投票率を上げるということは、有権者に関心を持ってもらうこと。しかしながら従来の選挙スタイルでは、有権者に関心をもってもらうのは難しくなってきているのではないだろうか。そうした考えから、港区選管では、東京23区で初の記号式投票の導入に踏み切った。導入にあたり、すでに記号式投票を導入している他自治体へ取材に出かけたり、電話インタビューを試みた。また、区民への、記号式投票の周知をはかるため様々な取り組みにも挑戦してきた。現在、港区の選挙のめいすい(明推)くんのコスチュームは、この記号式投票で決められたものなのだ。これも、記号式投票を区民に知ってもらうための取り組みの一つだ。
こうした選管の努力の結果、6月10日実施の港区長選挙ではこの記号式投票が大変好評だったようだ。残念ながら、投票日前日、当日の天候に恵まれず、投票率は期待していた以上にあがらなかった事は事実だが、大幅に改善された事がいくつかあったのも事実だ。それは以前の選挙スタイルまでは多かった無効票が、今回は大幅に減ったこと、障がいのある方々が、自分自身で投票できるようになったことなど、収穫も多く今回の導入は大成功だったと言えるであろう。
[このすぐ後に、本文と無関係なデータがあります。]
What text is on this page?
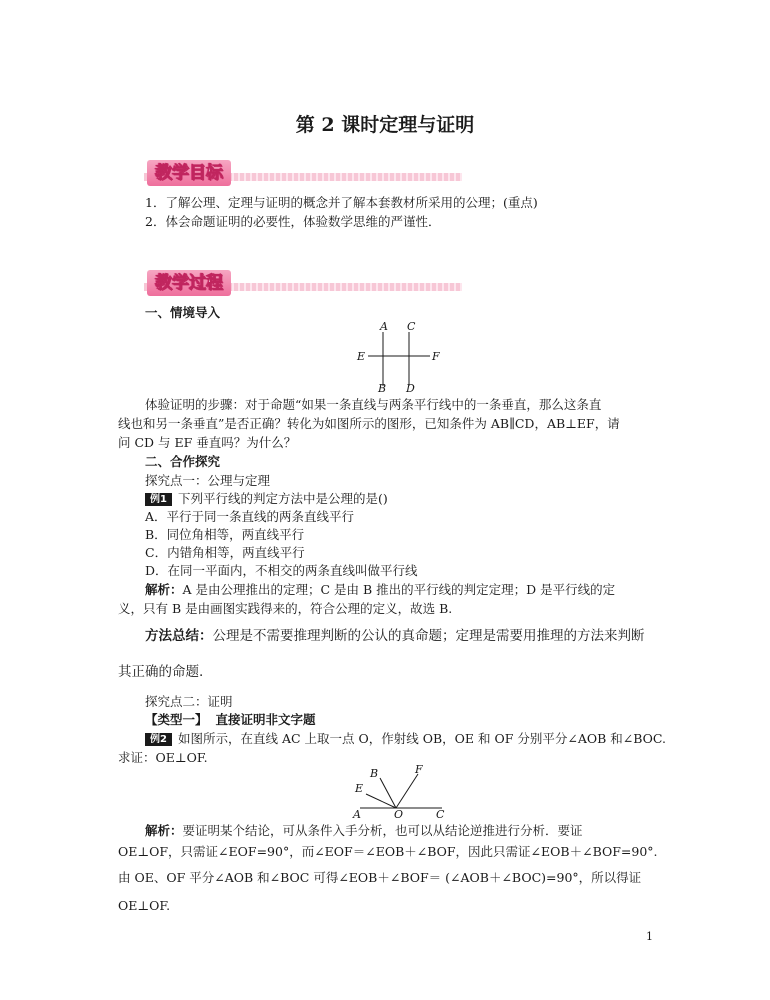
第 2 课时定理与证明
教学目标
1．了解公理、定理与证明的概念并了解本套教材所采用的公理；(重点)
2．体会命题证明的必要性，体验数学思维的严谨性．
教学过程
一、情境导入
A C
E	F
B D
体验证明的步骤：对于命题“如果一条直线与两条平行线中的一条垂直，那么这条直
线也和另一条垂直”是否正确？转化为如图所示的图形，已知条件为 AB∥CD，AB⊥EF，请
问 CD 与 EF 垂直吗？为什么？
二、合作探究
探究点一：公理与定理
例1 下列平行线的判定方法中是公理的是()
A．平行于同一条直线的两条直线平行
B．同位角相等，两直线平行
C．内错角相等，两直线平行
D．在同一平面内，不相交的两条直线叫做平行线
解析：A 是由公理推出的定理；C 是由 B 推出的平行线的判定定理；D 是平行线的定
义，只有 B 是由画图实践得来的，符合公理的定义，故选 B.
方法总结：公理是不需要推理判断的公认的真命题；定理是需要用推理的方法来判断
其正确的命题.
探究点二：证明
【类型一】 直接证明非文字题
例2 如图所示，在直线 AC 上取一点 O，作射线 OB，OE 和 OF 分别平分∠AOB 和∠BOC.
求证：OE⊥OF.
B	F
E
A	O	C
解析：要证明某个结论，可从条件入手分析，也可以从结论逆推进行分析．要证
OE⊥OF，只需证∠EOF=90°，而∠EOF＝∠EOB＋∠BOF，因此只需证∠EOB＋∠BOF=90°.
由 OE、OF 平分∠AOB 和∠BOC 可得∠EOB＋∠BOF＝ (∠AOB＋∠BOC)=90°，所以得证
OE⊥OF.
1
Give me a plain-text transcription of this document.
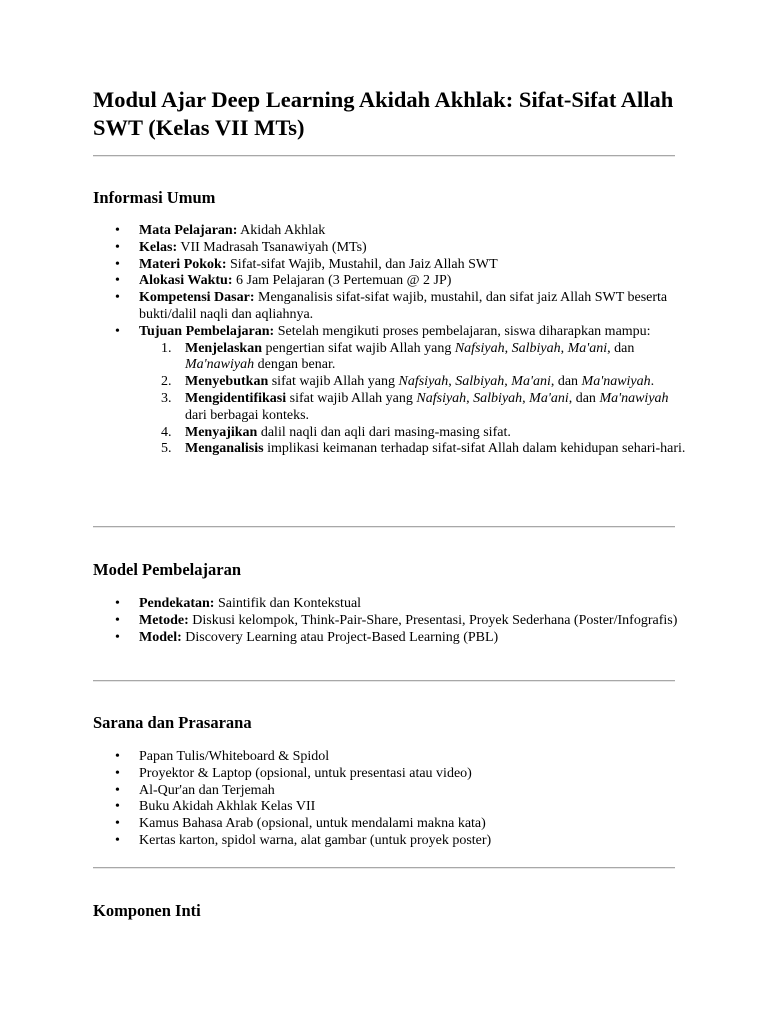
Modul Ajar Deep Learning Akidah Akhlak: Sifat-Sifat Allah SWT (Kelas VII MTs)
Informasi Umum
• Mata Pelajaran: Akidah Akhlak
• Kelas: VII Madrasah Tsanawiyah (MTs)
• Materi Pokok: Sifat-sifat Wajib, Mustahil, dan Jaiz Allah SWT
• Alokasi Waktu: 6 Jam Pelajaran (3 Pertemuan @ 2 JP)
• Kompetensi Dasar: Menganalisis sifat-sifat wajib, mustahil, dan sifat jaiz Allah SWT beserta bukti/dalil naqli dan aqliahnya.
• Tujuan Pembelajaran: Setelah mengikuti proses pembelajaran, siswa diharapkan mampu:
1. Menjelaskan pengertian sifat wajib Allah yang Nafsiyah, Salbiyah, Ma'ani, dan Ma'nawiyah dengan benar.
2. Menyebutkan sifat wajib Allah yang Nafsiyah, Salbiyah, Ma'ani, dan Ma'nawiyah.
3. Mengidentifikasi sifat wajib Allah yang Nafsiyah, Salbiyah, Ma'ani, dan Ma'nawiyah dari berbagai konteks.
4. Menyajikan dalil naqli dan aqli dari masing-masing sifat.
5. Menganalisis implikasi keimanan terhadap sifat-sifat Allah dalam kehidupan sehari-hari.
Model Pembelajaran
• Pendekatan: Saintifik dan Kontekstual
• Metode: Diskusi kelompok, Think-Pair-Share, Presentasi, Proyek Sederhana (Poster/Infografis)
• Model: Discovery Learning atau Project-Based Learning (PBL)
Sarana dan Prasarana
• Papan Tulis/Whiteboard & Spidol
• Proyektor & Laptop (opsional, untuk presentasi atau video)
• Al-Qur'an dan Terjemah
• Buku Akidah Akhlak Kelas VII
• Kamus Bahasa Arab (opsional, untuk mendalami makna kata)
• Kertas karton, spidol warna, alat gambar (untuk proyek poster)
Komponen Inti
『ザ選挙』が最も注目したのは、告示情報の掲載から投開票結果までの情報発信が的確で、見やすく、ホームページを見た人がわかりやすいレイアウトだったことだ。特に、告示の立候補者情報は、まだまだホームページに掲載する自治体は少なく、ひどいところでは、インターネットメディアに情報提供することに難色を示す自治体があることも事実だ。そうした選管の一番気にしているのは、「個人情報の保護」なのだ。
今回の港区長選挙で、立候補者の情報掲載にあたり、難色を示す意見はなかったのだろうか。「インターネットを駆使した情報発信は、本当は怖いです。新しいことをするのは誰でも怖いんです。」選管の本音を臆すことなくおっしゃった港区選管。それを後押ししてくれたのは、選管委員たちだった。「何かあったら、責任は私たちが取るから進めてください」力強くそう背中を押してくれた選管委員。
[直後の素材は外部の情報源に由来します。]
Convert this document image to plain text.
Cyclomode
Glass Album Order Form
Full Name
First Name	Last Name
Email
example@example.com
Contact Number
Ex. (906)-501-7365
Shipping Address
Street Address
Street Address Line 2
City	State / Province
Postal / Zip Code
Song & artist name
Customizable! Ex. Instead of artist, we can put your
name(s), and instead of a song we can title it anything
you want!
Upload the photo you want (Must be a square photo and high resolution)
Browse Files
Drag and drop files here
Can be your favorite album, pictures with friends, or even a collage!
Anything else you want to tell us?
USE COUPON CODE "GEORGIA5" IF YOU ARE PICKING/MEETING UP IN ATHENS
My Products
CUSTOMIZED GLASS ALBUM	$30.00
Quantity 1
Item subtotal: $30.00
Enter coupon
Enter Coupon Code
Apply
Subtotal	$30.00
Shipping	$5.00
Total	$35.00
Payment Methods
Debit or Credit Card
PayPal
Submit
港区の選管の情報発信が、素晴らしかったのは、こうした選管委員達の応援と連帯、選管の選挙に対する情熱、様々なアイディア、そしてわかりやすい情報発信へのこだわりだったのではないか。レイアウトを担当した吉田さんは、有権者にわかりやすいレイアウト構成、ページ作りにとてもこだわったそうだ。その結果、港区のホームページは、無駄のない、見やすいページに仕上がったのではないだろうか。
インタビューの最後に、事務局次長である小森さんのことばをここで紹介する。「選管で出せる情報は、すべて出す。メディアに掲載することに、過度に敏感になる必要はないのです。」情報発信をためらっている他の自治体の選管にも、ぜひ考えて欲しい課題だ。港区選管の挑戦は、今後も続くだろう。有権者にとって、また他地区の選管にとって刺激となる選管であり続けることを確信した。

港区選管の方々は、選挙の周知をはかるため、メディアを駆使し、イベントを様々企画するなど、選挙に対する思いがとても強く、アイディアが豊かだなという印象を受けました。新しいことに挑戦することは、「選挙」というカテゴリでは、とても勇気がいることです。それでも挑戦し続けるその理由は、「有権者のために、わかりやすい選挙を」「投票したくなる選挙を目指して」という思いに尽きるのでしょう。メディアとどう付き合っていったらいいのかまだ迷っている他地区の選管にとっての心強い存在となることでしょう。今後のご活躍も応援しています。